Да, Обиванкин тосковал, нельзя было не заметить.

— Они быстро обслуживают, — как умел, подбодрил его Лёка.

Ученый лишь тяжко вздохнул.

Наскоро просмотрев меню, Лёка выбрал, что подешевле и притом посытнее: отбивную «Карачай»; и большой кофе. Обиванкин, даже не пытаясь сориентироваться в перечнях сам, повторил его заказ, но кофе аннулировал, сокрушенно потыкав себя согнутым указательным пальцем в левую сторону груди: не могу, мол, сердце.

В заведении разрешалось курить, и мерцающие дымные одеяла медлительно, будто снулые скаты, плавали в темном воздухе; Лёка закурил. Предложил Обиванкину. Тот отказался.

А вот музыка была не в стиле. Видно, владыки заведения полагали, что молодежь, составлявшая основной контингент посетителей, плохо-бедно еще будучи в состоянии уразуметь дизайн, шумовые эффекты в стиле ретро уж никак не примет; петь им «Опустела без тебя Земля» или «Долетайте до самого Солнца» — только отпугивать. На живую музыку «Старый Иоффе» не тратился даже по вечерам, однако в динамиках ревело не хуже живого: «Заколодило, но заневзгодило — но ширяться резону нет! Обезводело, обесплодело — а мне по фигу! Всем привет!»

Стоит сейчас, думал Лёка, остаться одному и в тишине — и тоска накатит зверская. Он чувствовал себя так, будто его вывернули наизнанку и потрохами наружу прополоскали в новокаине; ощущений ноль, но вот начнет заморозка отходить, и хана. Примусь вспоминать, как нам с нею было хорошо в такой-то раз и в такой-то день, а как мы то-то и то-то, а как мы ездили туда-то…

Так что я, до сих пор ее люблю, что ли?

Или это тоска раба по хозяину?

Мать честная…

На середине пятой сигареты принесли еду.

Потом их все-таки догнала поспешно отключенная Лёкой в машине «Кайфоломщица». Здесь было не отключить. На весь зал, сотрясая сигаретные дымы, привольно загремело:

А говно в проруби купалось, эх, купалося!

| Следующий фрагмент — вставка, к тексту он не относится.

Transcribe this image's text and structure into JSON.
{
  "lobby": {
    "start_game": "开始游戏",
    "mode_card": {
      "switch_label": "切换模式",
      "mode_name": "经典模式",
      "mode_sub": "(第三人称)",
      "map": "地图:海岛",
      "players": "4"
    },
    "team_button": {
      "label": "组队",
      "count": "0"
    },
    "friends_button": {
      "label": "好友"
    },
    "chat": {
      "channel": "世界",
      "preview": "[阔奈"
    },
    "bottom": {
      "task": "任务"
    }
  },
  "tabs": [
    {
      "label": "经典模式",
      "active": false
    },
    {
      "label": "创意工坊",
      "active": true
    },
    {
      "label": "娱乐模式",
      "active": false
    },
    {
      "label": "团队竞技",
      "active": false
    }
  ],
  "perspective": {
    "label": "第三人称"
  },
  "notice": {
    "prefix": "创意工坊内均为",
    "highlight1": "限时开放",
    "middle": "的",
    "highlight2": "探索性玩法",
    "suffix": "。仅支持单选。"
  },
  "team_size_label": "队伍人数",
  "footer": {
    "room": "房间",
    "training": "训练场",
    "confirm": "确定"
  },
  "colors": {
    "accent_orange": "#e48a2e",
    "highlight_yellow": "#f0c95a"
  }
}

А ты со мною целовалась — да не ебалася!

А я спросил тебя впрямую: какого хуя?

А ты слиняла, как бы резвяся и ликуя!

Лёка с каменным лицом насыщался.

Обиванкин согнулся в три погибели над своей тарелкой и при всем своем росте, при всей своей представительности стал смахивать на моллюска, который переваривает пищу, со всех сторон охватив ее своим телом-желудком. Видно, репертуар был ему еще более не по нутру, чем Лёке.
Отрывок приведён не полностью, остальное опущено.